A higher risk of adverse pregnancy outcomes is associated with SARS-CoV-2 infection; this could be partially explained by an altered placental function. Because histopathology is often unspecific, we aimed to assess placental weight, birthweight/placental weight (b/p) ratio, and the metabolic scaling exponent ß, an indicator of normal fetal-placental growth, to analyze placental function.
We included 153 singleton pregnancies with SARS-CoV-2-positive PCR result who delivered at three referring hospitals in Switzerland. Placental weight and b/p ratio were compared to published reference charts. Logistic regression analysis investigated the role of time of infection and other confounding factors on placental weight. The scaling exponent β was compared to the reference value of 0.75.

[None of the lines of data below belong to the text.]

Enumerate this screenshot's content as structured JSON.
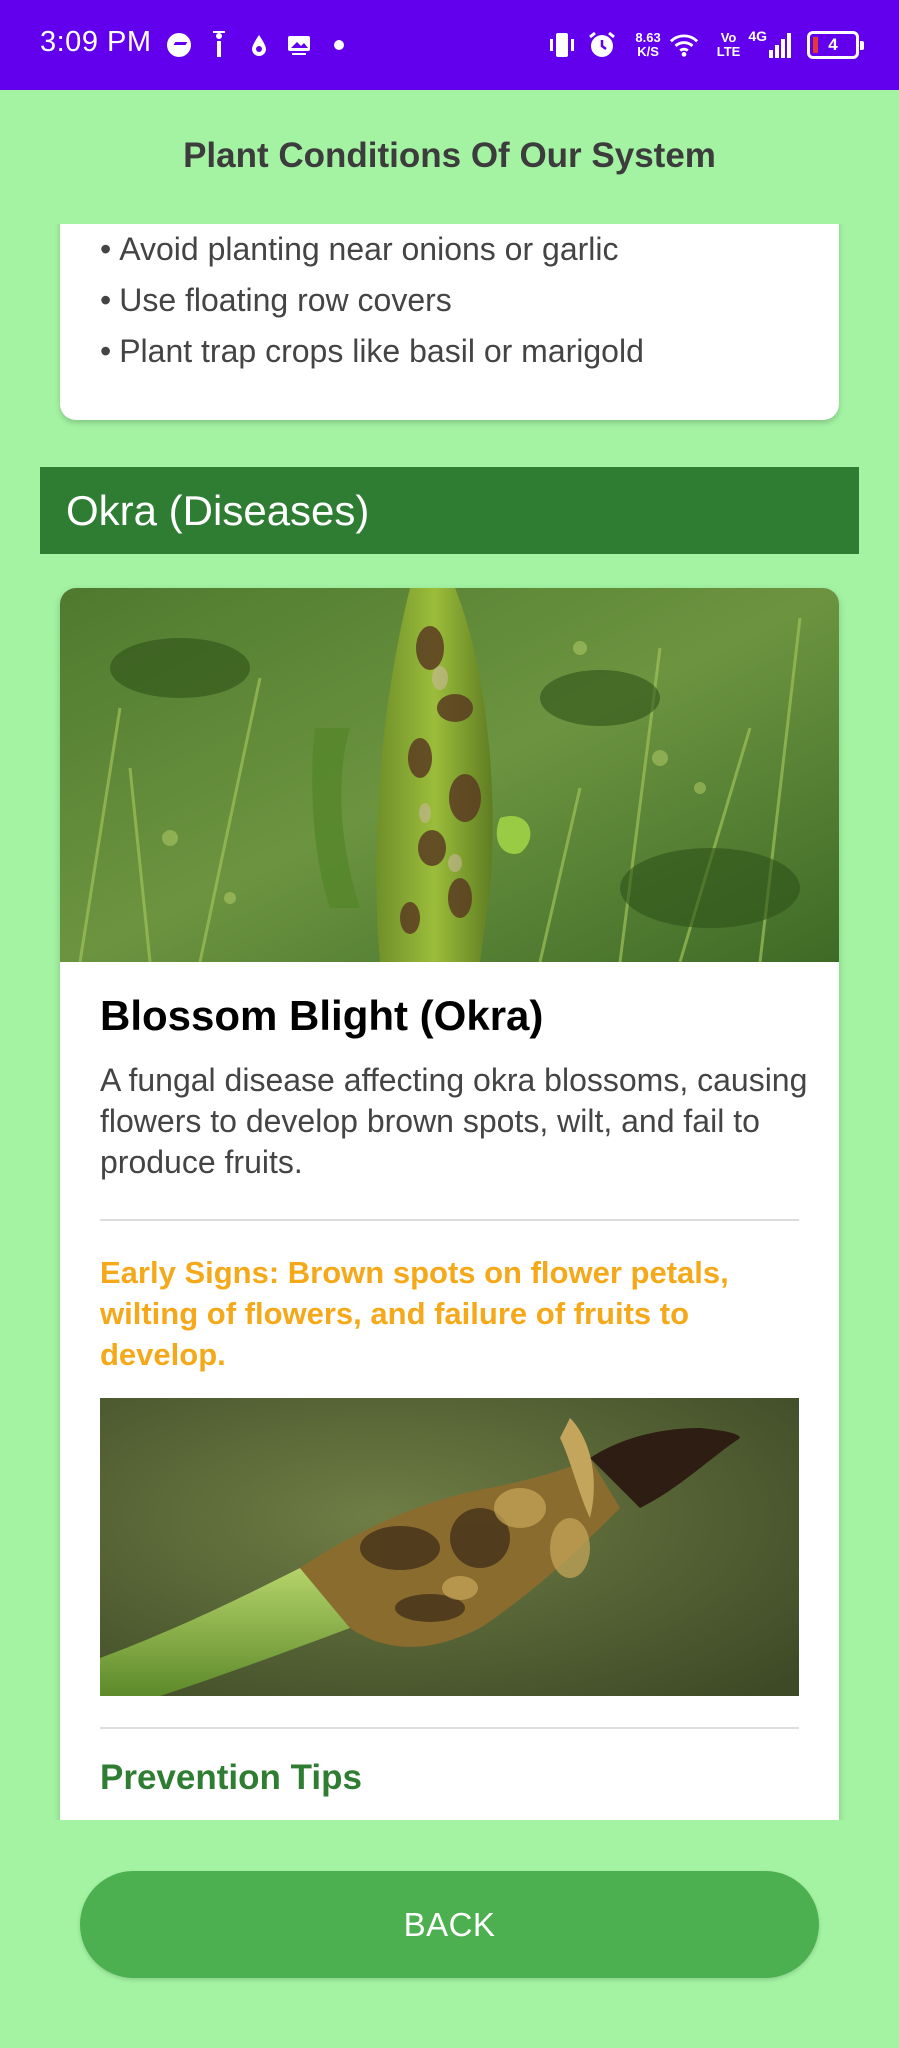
{
  "status_bar": {
    "time": "3:09 PM",
    "net_speed_value": "8.63",
    "net_speed_unit": "K/S",
    "volte_top": "Vo",
    "volte_bottom": "LTE",
    "network_type": "4G",
    "battery_level": "4",
    "icons": [
      "messenger-icon",
      "info-icon",
      "drop-icon",
      "gallery-icon",
      "dot-icon",
      "vibrate-icon",
      "alarm-icon",
      "wifi-icon",
      "signal-icon",
      "battery-icon"
    ]
  },
  "header": {
    "title": "Plant Conditions Of Our System"
  },
  "previous_card": {
    "bullets": [
      "Avoid planting near onions or garlic",
      "Use floating row covers",
      "Plant trap crops like basil or marigold"
    ],
    "bullet_symbol": "•"
  },
  "section": {
    "title": "Okra (Diseases)"
  },
  "disease": {
    "title": "Blossom Blight (Okra)",
    "description": "A fungal disease affecting okra blossoms, causing flowers to develop brown spots, wilt, and fail to produce fruits.",
    "early_signs": "Early Signs: Brown spots on flower petals, wilting of flowers, and failure of fruits to develop.",
    "prevention_title": "Prevention Tips"
  },
  "footer": {
    "back_label": "BACK"
  },
  "colors": {
    "status_bar": "#6200ee",
    "background": "#a3f3a3",
    "section_header": "#2e7d32",
    "early_signs": "#f5a91a",
    "back_button": "#4caf50"
  }
}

Placental weight was inferior or equal to the tenth centile in 42.5% (65 of 153) and to the third centile in 19% (29 of 153) of the cases. The risk of low placental weight was not influenced by the trimester in which infection occurred. The b/p ratio was >50th centile in 80.4% (123 of 153) of the cases. The incidence of foetal growth restriction, preeclampsia, and gestational diabetes was 11.8% (18 of 153), 3.3% (5 of 153), and 19.6% (30 of 153). Linear regression modelling revealed a pathologic metabolic scaling exponent β of 0.871 ± 0.064 (R ² = 0.56).
SARS-CoV-2 infection during pregnancy was associated with a higher incidence of low placental weight, an increased b/p ratio, and an abnormal scaling exponent β in our cohort. This could be particularly relevant for the still controversial issue of an increased stillbirth rate in SARS-CoV-2 infection during pregnancy. In this regard, intensified foetal surveillance should be mandatory in these pregnancies.